Krisis Nilai Tukar 1998

Pada medio 1997-1998 merupakan masa krisis moneter global yang berdampak terhadap banyak negara, termasuk Indonesia. Hal tersebut bermula dari kebijakan Thailand yang melakukan perubahan pada sistem nilai tukar mereka dari sebelumnya mengambang terkendali menjadi mengambang bebas terhadap dolar AS pada 2 Juli 1997. Kebijakan ini akhirnya menyebabkan krisis pada Baht.

Krisis yang dialami baht cepat menyebar ke negara-negara Asia lainnya seperti Malaysia, Filipina, dan Indonesia. Pemerintah Indonesia Indonesia yang saat itu menganut sistem nilai tukar mengambang terkendali tak tinggal diam.

Infografik Periksa Data Membaca Fluktuasi Nilai Tukar

Bank Indonesia (BI) memperlebar rentang intervensi nilai tukar rupiah terhadap dolar AS dari delapan persen menjadi 12 persen dengan batas bawah Rp2.374 dan batas atas Rp2.678. BI juga memperketat kebijakan moneter serta melakukan intervensi terhadap pasar valuta asing. Kebijakan ketat yang dilakukan otoritas moneter tersebut ternyata tak efektif meredam nilai tukar rupiah terhadap dolar AS. Pada akhir Juli 1997 posisi rupiah terhadap dolar AS berada pada level Rp3.633. Saat itu, neraca pembayaran tercatat defisit US$8,07 miliar.

Infografik Periksa Data Membaca Fluktuasi Nilai Tukar

Posisi rupiah yang melemah terhadap dolar AS otomatis membuat cadangan devisa ikut tergerus. Kondisi ini akhirnya membuat BI pada 14 Agustus 1997 mengubah rezim nilai tukar melalui sistem nilai tukar mengambang bebas. Artinya, nilai rupiah terhadap dolar AS ditentukan pasar, tidak lagi ada kendali dari otoritas moneter. Perubahan tersebut justru semakin membuat rupiah makin loyo. Empat bulan setelahnya, rupiah melemah ke level Rp5.300 per dolar AS pada 1 Desember 1997.

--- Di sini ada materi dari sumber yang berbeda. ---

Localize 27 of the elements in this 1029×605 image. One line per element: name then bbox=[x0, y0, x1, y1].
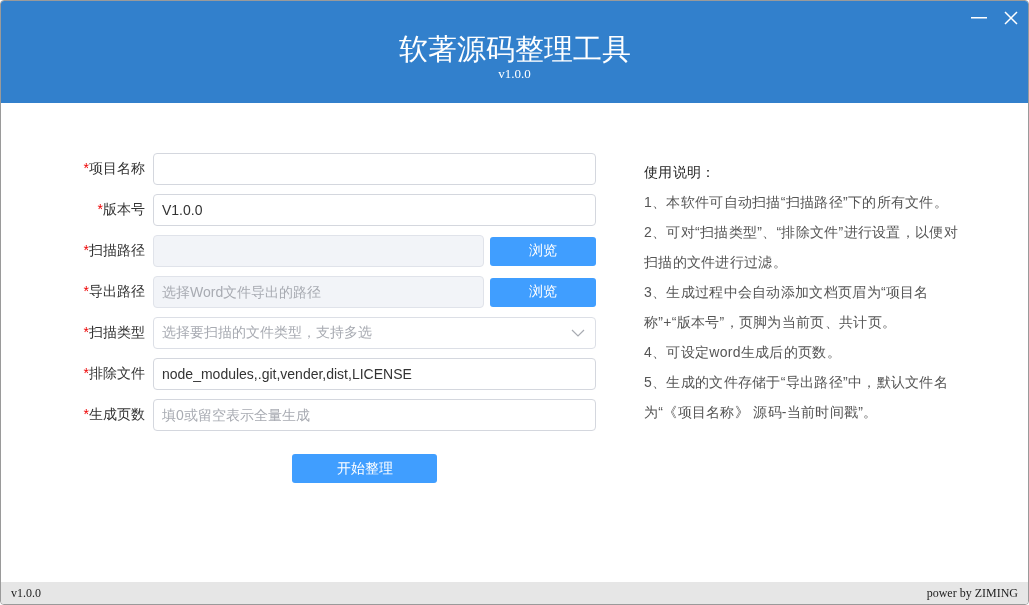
app-title: 软著源码整理工具 bbox=[398, 32, 631, 67]
minimize-icon bbox=[971, 17, 987, 19]
help-text: 5、生成的文件存储于“导出路径”中，默认文件名为“《项目名称》 源码-当前时间戳”。 bbox=[644, 373, 949, 422]
field-label: *项目名称 bbox=[82, 160, 145, 178]
help-text: 2、可对“扫描类型”、“排除文件”进行设置，以便对扫描的文件进行过滤。 bbox=[644, 223, 959, 272]
help-text: 3、生成过程中会自动添加文档页眉为“项目名称”+“版本号”，页脚为当前页、共计页。 bbox=[644, 283, 930, 332]
input-field[interactable]: V1.0.0 bbox=[153, 194, 596, 226]
field-label: *排除文件 bbox=[82, 365, 145, 383]
help-text: 1、本软件可自动扫描“扫描路径”下的所有文件。 bbox=[644, 193, 949, 212]
status-credit: power by ZIMING bbox=[926, 585, 1018, 601]
field-label: *生成页数 bbox=[82, 406, 145, 424]
field-label: *导出路径 bbox=[82, 283, 145, 301]
status-version: v1.0.0 bbox=[11, 585, 41, 601]
field-label: *扫描类型 bbox=[82, 324, 145, 342]
help-text: 4、可设定word生成后的页数。 bbox=[644, 343, 842, 362]
version-label: v1.0.0 bbox=[498, 67, 531, 81]
input-field[interactable]: 填0或留空表示全量生成 bbox=[153, 399, 596, 431]
close-icon bbox=[1004, 11, 1018, 25]
chevron-down-icon bbox=[571, 329, 585, 337]
input-field[interactable] bbox=[153, 153, 596, 185]
close-button[interactable] bbox=[1002, 9, 1020, 27]
field-label: *扫描路径 bbox=[82, 242, 145, 260]
help-title: 使用说明： bbox=[644, 163, 717, 182]
select-field[interactable]: 选择要扫描的文件类型，支持多选 bbox=[153, 317, 596, 349]
field-label: *版本号 bbox=[96, 201, 145, 219]
input-field[interactable]: node_modules,.git,vender,dist,LICENSE bbox=[153, 358, 596, 390]
start-button[interactable]: 开始整理 bbox=[292, 454, 437, 483]
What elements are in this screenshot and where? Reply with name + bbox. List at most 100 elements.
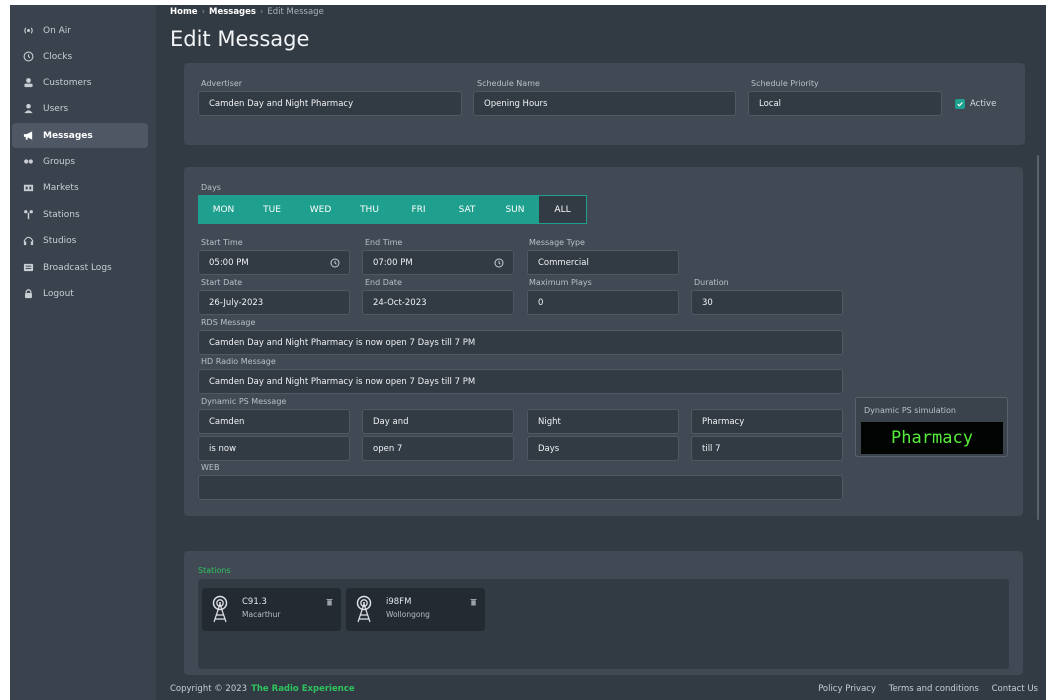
sidebar-item-label: Studios <box>43 235 77 246</box>
trash-icon[interactable] <box>470 598 477 606</box>
dps-field-7[interactable]: Days <box>527 436 679 461</box>
advertiser-field[interactable]: Camden Day and Night Pharmacy <box>198 91 462 116</box>
message-type-label: Message Type <box>529 238 585 247</box>
sidebar-item-broadcast-logs[interactable]: Broadcast Logs <box>12 255 148 280</box>
start-time-value: 05:00 PM <box>209 257 249 268</box>
dps-field-2[interactable]: Day and <box>362 409 514 434</box>
stations-icon <box>21 208 35 222</box>
day-mon[interactable]: MON <box>199 196 248 223</box>
chevron-right-icon: › <box>201 7 205 17</box>
sidebar-item-label: Clocks <box>43 51 73 62</box>
page-title: Edit Message <box>170 27 310 51</box>
footer-link-contact[interactable]: Contact Us <box>992 684 1038 694</box>
stations-list: C91.3 Macarthur i98FM Wollongong <box>198 579 1009 669</box>
dps-field-5[interactable]: is now <box>198 436 350 461</box>
stations-label: Stations <box>198 566 231 575</box>
trash-icon[interactable] <box>326 598 333 606</box>
day-tue[interactable]: TUE <box>248 196 296 223</box>
sidebar-item-label: On Air <box>43 25 72 36</box>
start-time-field[interactable]: 05:00 PM <box>198 250 350 275</box>
sidebar-item-logout[interactable]: Logout <box>12 281 148 306</box>
sidebar-item-messages[interactable]: Messages <box>12 123 148 148</box>
schedule-priority-label: Schedule Priority <box>751 79 819 88</box>
rds-message-label: RDS Message <box>201 318 256 327</box>
logs-icon <box>21 261 35 275</box>
station-location: Macarthur <box>242 610 281 619</box>
schedule-name-label: Schedule Name <box>477 79 540 88</box>
footer-link-privacy[interactable]: Policy Privacy <box>818 684 876 694</box>
clock-icon <box>21 50 35 64</box>
dps-field-3[interactable]: Night <box>527 409 679 434</box>
message-type-field[interactable]: Commercial <box>527 250 679 275</box>
user-icon <box>21 102 35 116</box>
groups-icon <box>21 155 35 169</box>
dynamic-ps-simulation: Dynamic PS simulation Pharmacy <box>855 397 1008 457</box>
clock-icon[interactable] <box>330 258 340 268</box>
chevron-right-icon: › <box>259 7 264 17</box>
markets-icon <box>21 181 35 195</box>
breadcrumb-current: Edit Message <box>267 7 324 17</box>
sidebar-item-on-air[interactable]: On Air <box>12 18 148 43</box>
dps-field-8[interactable]: till 7 <box>691 436 843 461</box>
scrollbar[interactable] <box>1037 155 1039 520</box>
sidebar-item-customers[interactable]: Customers <box>12 70 148 95</box>
active-checkbox[interactable]: Active <box>955 99 996 109</box>
day-fri[interactable]: FRI <box>394 196 443 223</box>
day-all[interactable]: ALL <box>539 196 586 223</box>
footer: Copyright © 2023 The Radio Experience Pol… <box>156 675 1046 700</box>
day-sun[interactable]: SUN <box>491 196 539 223</box>
broadcast-icon <box>21 24 35 38</box>
advertiser-label: Advertiser <box>201 79 243 88</box>
day-sat[interactable]: SAT <box>443 196 491 223</box>
end-time-value: 07:00 PM <box>373 257 413 268</box>
sidebar-item-users[interactable]: Users <box>12 96 148 121</box>
rds-message-field[interactable]: Camden Day and Night Pharmacy is now ope… <box>198 330 843 355</box>
end-time-field[interactable]: 07:00 PM <box>362 250 514 275</box>
footer-copyright: Copyright © 2023 The Radio Experience <box>170 684 355 694</box>
footer-brand-link[interactable]: The Radio Experience <box>251 684 355 694</box>
start-time-label: Start Time <box>201 238 243 247</box>
ps-display: Pharmacy <box>861 422 1003 454</box>
sidebar-item-label: Customers <box>43 77 92 88</box>
dynamic-ps-label: Dynamic PS Message <box>201 397 287 406</box>
dps-field-6[interactable]: open 7 <box>362 436 514 461</box>
end-date-label: End Date <box>365 278 402 287</box>
clock-icon[interactable] <box>494 258 504 268</box>
web-label: WEB <box>201 463 220 472</box>
schedule-priority-field[interactable]: Local <box>748 91 942 116</box>
station-card[interactable]: C91.3 Macarthur <box>202 588 341 631</box>
breadcrumb-home[interactable]: Home <box>170 7 198 17</box>
end-date-field[interactable]: 24-Oct-2023 <box>362 290 514 315</box>
hd-radio-message-field[interactable]: Camden Day and Night Pharmacy is now ope… <box>198 369 843 394</box>
check-icon <box>955 99 965 109</box>
schedule-name-field[interactable]: Opening Hours <box>473 91 736 116</box>
radio-tower-icon <box>356 595 372 623</box>
day-thu[interactable]: THU <box>345 196 394 223</box>
station-card[interactable]: i98FM Wollongong <box>346 588 485 631</box>
sidebar-item-label: Stations <box>43 209 80 220</box>
sidebar-item-groups[interactable]: Groups <box>12 149 148 174</box>
web-field[interactable] <box>198 475 843 500</box>
sidebar-item-studios[interactable]: Studios <box>12 228 148 253</box>
lock-icon <box>21 287 35 301</box>
dynamic-ps-simulation-label: Dynamic PS simulation <box>864 406 956 415</box>
sidebar-item-label: Markets <box>43 182 79 193</box>
sidebar-item-label: Users <box>43 103 69 114</box>
start-date-field[interactable]: 26-July-2023 <box>198 290 350 315</box>
breadcrumb-messages[interactable]: Messages <box>209 7 256 17</box>
dps-field-1[interactable]: Camden <box>198 409 350 434</box>
sidebar-item-markets[interactable]: Markets <box>12 175 148 200</box>
sidebar-item-clocks[interactable]: Clocks <box>12 44 148 69</box>
station-name: i98FM <box>386 597 412 607</box>
active-label: Active <box>970 99 997 109</box>
duration-field[interactable]: 30 <box>691 290 843 315</box>
sidebar-item-stations[interactable]: Stations <box>12 202 148 227</box>
duration-label: Duration <box>694 278 729 287</box>
day-wed[interactable]: WED <box>296 196 345 223</box>
sidebar-item-label: Messages <box>43 130 93 141</box>
station-location: Wollongong <box>386 610 430 619</box>
sidebar-item-label: Logout <box>43 288 74 299</box>
footer-link-terms[interactable]: Terms and conditions <box>889 684 979 694</box>
dps-field-4[interactable]: Pharmacy <box>691 409 843 434</box>
max-plays-field[interactable]: 0 <box>527 290 679 315</box>
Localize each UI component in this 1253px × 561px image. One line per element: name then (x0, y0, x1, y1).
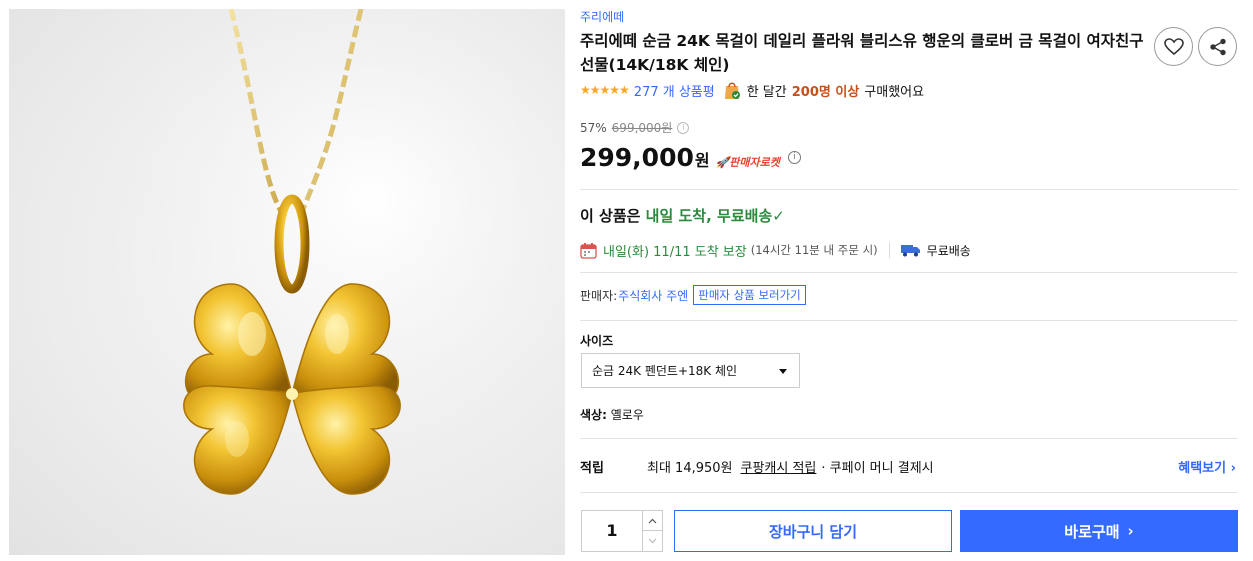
brand-link[interactable]: 주리에떼 (580, 8, 624, 25)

Cadangan devisa pun ikut tergerus ke level US$17,43 miliar pada akhir tahun. Padahal pada Juni 1997, cadangan devisa masih sebanyak US$28,8 miliar. Transaksi berjalan juga tercatat defisit sebesar US$8,07 miliar. Ketidakstabilan kondisi politik di dalam negeri juga mempengaruhi nilai tukar saat itu. Gelombang protes terhadap Presiden Soeharto juga turut andil. Sejak awal Maret, rupiah yang saat itu berada pada level Rp8.560 per dolar AS secara cepat terjun bebas ke angka Rp15.100 per akhir Mei 1998, beberapa saat setelah Presiden Soeharto mundur.

Bantuan IMF yang sudah disepakati sejak 31 Oktober 1997 oleh Soeharto, melalui beberapa saran yang tertuang dalam memorandum (LoI), dan termasuk LoI pada era Presiden Habibie sebagai pengganti Soeharto. Pada era Habibie, nilai tukar rupiah berangsur pulih hingga mencapai level Rp7.400 per dolar pada 2 November 1998. Pulihnya rupiah terlihat dari kondisi defisit transaksi berjalan pada 1998 berkurang menjadi sebesar US$1,7 miliar.

Fluktuasi Nilai Tukar 2008

Rezim nilai tukar rupiah yang mengikuti mekanisme pasar memang akan sensitif terhadap goncangan. Seperti yang terlihat pada medio 2008-2009. Bermula dari krisis subprime mortgage yang terjadi di AS pada akhir 2007 yang menjalar ke berbagai negara, hingga terasa di Indonesia pada kuartal terakhir 2008. Nilai tukar rupiah yang ada di level Rp9000-an per dolar AS, akhirnya tembus Rp10.315 per dolar AS pada 27 Oktober 2008. Setelahnya, posisi rupiah terhadap dolar AS semakin tergerus.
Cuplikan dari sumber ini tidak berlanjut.